Neben organischen Faktoren spielt auch die Psyche eine wichtige Rolle bei der Entstehung von Heiserkeit. So hat bei Nicole S. aus dem hessischen Weilburg die Trennung von ihrem Partner eine Heiserkeit zur Folge gehabt. "Ich bin mittlerweile seit acht Jahren dauerhaft heiser", berichtet sie. Von Geburt an hatte sie bereits geschwächte Stimmlippen. Als dann die Trennung von ihrem Partner, eine Umschulung und die Rolle als allein erziehende Mutter dazu kamen, wirkte sich der psychische Stress auf ihre Stimme aus. Bei Nicole S. wurde eine psychosomatische Dysphonie festgestellt. Die Heiserkeit hat drastische Auswirkungen auf ihre Lebensqualität. "Ich rede weniger und beteilige mich nicht so oft an Gesprächen", sagt die 36-Jährige.

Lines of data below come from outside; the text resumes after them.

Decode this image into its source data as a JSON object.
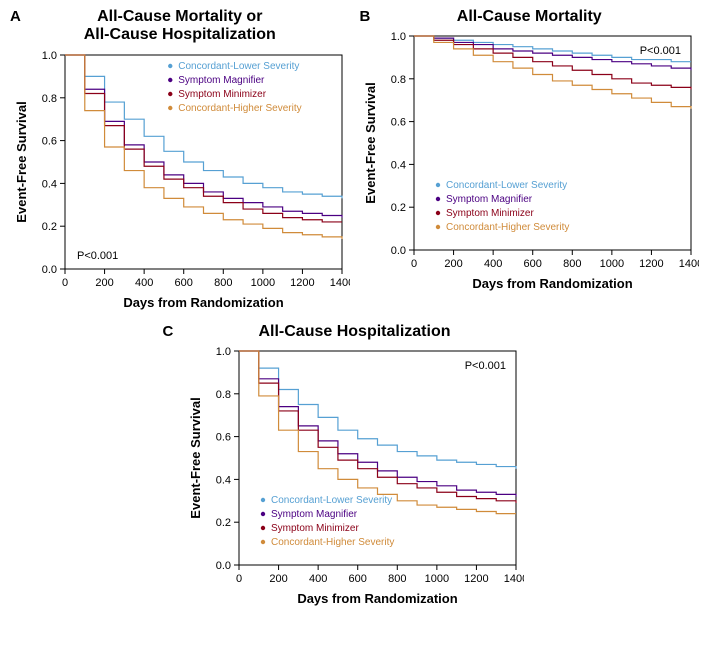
{
  "common": {
    "xlabel": "Days from Randomization",
    "ylabel": "Event-Free Survival",
    "xlim": [
      0,
      1400
    ],
    "xtick_step": 200,
    "ylabel_fontsize": 13,
    "xlabel_fontsize": 13,
    "tick_fontsize": 11,
    "legend_fontsize": 10,
    "pvalue_fontsize": 11,
    "line_width": 1.2,
    "background_color": "#ffffff",
    "axis_color": "#000000",
    "tick_color": "#000000",
    "series": [
      {
        "name": "Concordant-Lower Severity",
        "color": "#56a0d3"
      },
      {
        "name": "Symptom Magnifier",
        "color": "#4b0082"
      },
      {
        "name": "Symptom Minimizer",
        "color": "#8b0018"
      },
      {
        "name": "Concordant-Higher Severity",
        "color": "#d08b3a"
      }
    ]
  },
  "panels": {
    "A": {
      "label": "A",
      "title_line1": "All-Cause Mortality or",
      "title_line2": "All-Cause Hospitalization",
      "pvalue": "P<0.001",
      "pvalue_pos": "bottom-left",
      "legend_pos": "top-right",
      "ylim": [
        0.0,
        1.0
      ],
      "ytick_step": 0.2,
      "data_x": [
        0,
        100,
        200,
        300,
        400,
        500,
        600,
        700,
        800,
        900,
        1000,
        1100,
        1200,
        1300,
        1400
      ],
      "curves": {
        "Concordant-Lower Severity": [
          1.0,
          0.9,
          0.78,
          0.7,
          0.62,
          0.55,
          0.5,
          0.46,
          0.43,
          0.4,
          0.38,
          0.36,
          0.35,
          0.34,
          0.33
        ],
        "Symptom Magnifier": [
          1.0,
          0.84,
          0.69,
          0.58,
          0.5,
          0.44,
          0.4,
          0.36,
          0.33,
          0.31,
          0.29,
          0.27,
          0.26,
          0.25,
          0.24
        ],
        "Symptom Minimizer": [
          1.0,
          0.82,
          0.67,
          0.56,
          0.48,
          0.42,
          0.38,
          0.34,
          0.31,
          0.28,
          0.26,
          0.24,
          0.23,
          0.22,
          0.22
        ],
        "Concordant-Higher Severity": [
          1.0,
          0.74,
          0.57,
          0.46,
          0.38,
          0.33,
          0.29,
          0.26,
          0.23,
          0.21,
          0.19,
          0.17,
          0.16,
          0.15,
          0.14
        ]
      }
    },
    "B": {
      "label": "B",
      "title_line1": "All-Cause Mortality",
      "title_line2": "",
      "pvalue": "P<0.001",
      "pvalue_pos": "top-right",
      "legend_pos": "bottom-left",
      "ylim": [
        0.0,
        1.0
      ],
      "ytick_step": 0.2,
      "data_x": [
        0,
        100,
        200,
        300,
        400,
        500,
        600,
        700,
        800,
        900,
        1000,
        1100,
        1200,
        1300,
        1400
      ],
      "curves": {
        "Concordant-Lower Severity": [
          1.0,
          0.99,
          0.98,
          0.97,
          0.96,
          0.95,
          0.94,
          0.93,
          0.92,
          0.91,
          0.9,
          0.89,
          0.89,
          0.88,
          0.88
        ],
        "Symptom Magnifier": [
          1.0,
          0.99,
          0.97,
          0.96,
          0.94,
          0.93,
          0.92,
          0.91,
          0.9,
          0.89,
          0.88,
          0.87,
          0.86,
          0.85,
          0.84
        ],
        "Symptom Minimizer": [
          1.0,
          0.98,
          0.96,
          0.94,
          0.92,
          0.9,
          0.88,
          0.86,
          0.84,
          0.82,
          0.8,
          0.78,
          0.77,
          0.76,
          0.75
        ],
        "Concordant-Higher Severity": [
          1.0,
          0.97,
          0.94,
          0.91,
          0.88,
          0.85,
          0.82,
          0.79,
          0.77,
          0.75,
          0.73,
          0.71,
          0.69,
          0.67,
          0.66
        ]
      }
    },
    "C": {
      "label": "C",
      "title_line1": "All-Cause Hospitalization",
      "title_line2": "",
      "pvalue": "P<0.001",
      "pvalue_pos": "top-right",
      "legend_pos": "bottom-left",
      "ylim": [
        0.0,
        1.0
      ],
      "ytick_step": 0.2,
      "data_x": [
        0,
        100,
        200,
        300,
        400,
        500,
        600,
        700,
        800,
        900,
        1000,
        1100,
        1200,
        1300,
        1400
      ],
      "curves": {
        "Concordant-Lower Severity": [
          1.0,
          0.92,
          0.82,
          0.75,
          0.69,
          0.63,
          0.59,
          0.56,
          0.53,
          0.51,
          0.49,
          0.48,
          0.47,
          0.46,
          0.45
        ],
        "Symptom Magnifier": [
          1.0,
          0.87,
          0.74,
          0.65,
          0.58,
          0.52,
          0.48,
          0.44,
          0.41,
          0.39,
          0.37,
          0.35,
          0.34,
          0.33,
          0.32
        ],
        "Symptom Minimizer": [
          1.0,
          0.85,
          0.72,
          0.63,
          0.55,
          0.49,
          0.45,
          0.41,
          0.38,
          0.36,
          0.34,
          0.32,
          0.31,
          0.3,
          0.29
        ],
        "Concordant-Higher Severity": [
          1.0,
          0.79,
          0.63,
          0.53,
          0.45,
          0.4,
          0.36,
          0.33,
          0.3,
          0.28,
          0.27,
          0.26,
          0.25,
          0.24,
          0.24
        ]
      }
    }
  }
}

Manchmal müssen auch ihre Kinder übersetzen, wenn man sie nicht versteht. Bei ihrer Büroarbeit fallen vor allem die Telefongespräche schwer. "Die einzige Behandlungsmethode bei einer psychisch bedingten Heiserkeit ist eine Psychotherapie. Dazu war ich bis jetzt aber noch nicht bereit", gibt Nicole S. zu. Hilfreich ist auf jeden Fall eine "gute Stimmhygiene", sagt Hess. Um die Schleimhäute der Stimmlippen funktionsfähig zu halten, sollten täglich zwei bis drei Liter getrunken und auf Zigaretten verzichtet werden. Regelmäßige spezielle Stimmübungen können die Stimme zudem belastbarer machen.